As strong evidence accumulated from grid operators across Europe that it is within existing technical capabilities to manage input from wind farms in real time, the report noted that “thermal plant breakdowns generally pose more of a threat to the stability of electricity networks than the relatively benign variations in the output of wind plant.” The report also noted that “contributions of up to 40% or more of electricity consumption can be managed with quantifiable – and modest - ‘variability costs’.”

Maria McCaffery, BWEA Chief Executive, said: “For some years now BWEA has been saying that managing variability is neither a major technological challenge, nor is it set to significantly impact consumer bills. In fact, added renewable energy capacity on the system will ensure against fossil fuel price volatility.”

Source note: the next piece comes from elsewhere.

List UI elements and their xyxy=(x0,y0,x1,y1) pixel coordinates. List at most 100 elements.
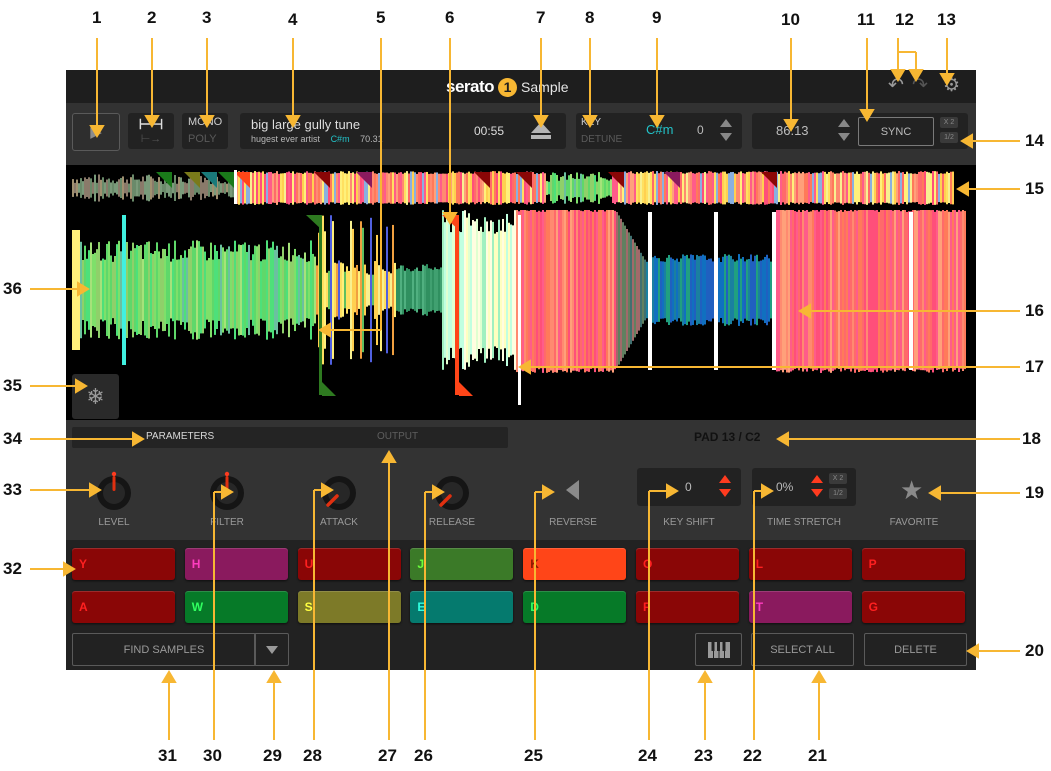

The report quantified the total costs of variability to the electricity consumer at just £2 per MWh or 2% on electricity bills at penetration levels of 20%, with cost at £5 to £7 per MWh at deployment levels of 40%. The report also looks at further mitigating these costs by having increased demand-side management, as well as smart and super grid integration.

“This report is the final nail in the coffin of the myth of intermittency. We now need to move on and do more to have increased amounts of wind energy on the system, in as short a time as possible. As a source of energy wind is free and manageable. Integration costs will be more then offset by insuring ourselves from the inevitable rises in fossil fuel prices, and we could be looking at net savings as we deploy more wind,” concluded McCaffery.

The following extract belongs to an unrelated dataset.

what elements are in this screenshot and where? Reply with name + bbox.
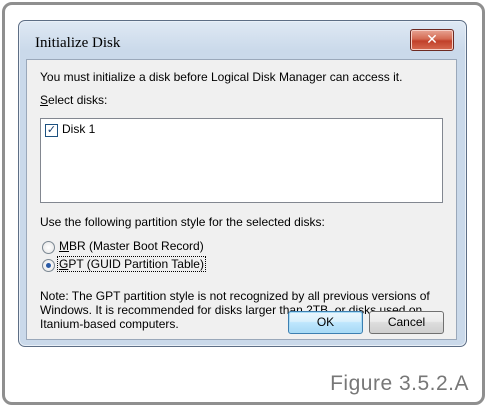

BWEA is the trade and professional body for the UK wind and marine renewables industries. Formed in 1978, and with 509 corporate members, BWEA is the leading renewable energy trade association in the UK . Wind has been the world's fastest growing renewable energy source for the last seven years, and this trend is expected to continue with falling costs of wind energy and the urgent international need to tackle CO2 emissions to prevent climate change.

The report ‘Managing Variability’ is published by WWF-UK, RSPB, Greenpeace UK and Friends of the Earth EWNI.

Two reports covering wind variability and grid integration published in June and July 2009 are The National Grid document “Operating the system beyond 2020” and the Poyry report “Impact of intermittency: How wind variability could change the shape of the British and Irish electricity markets”.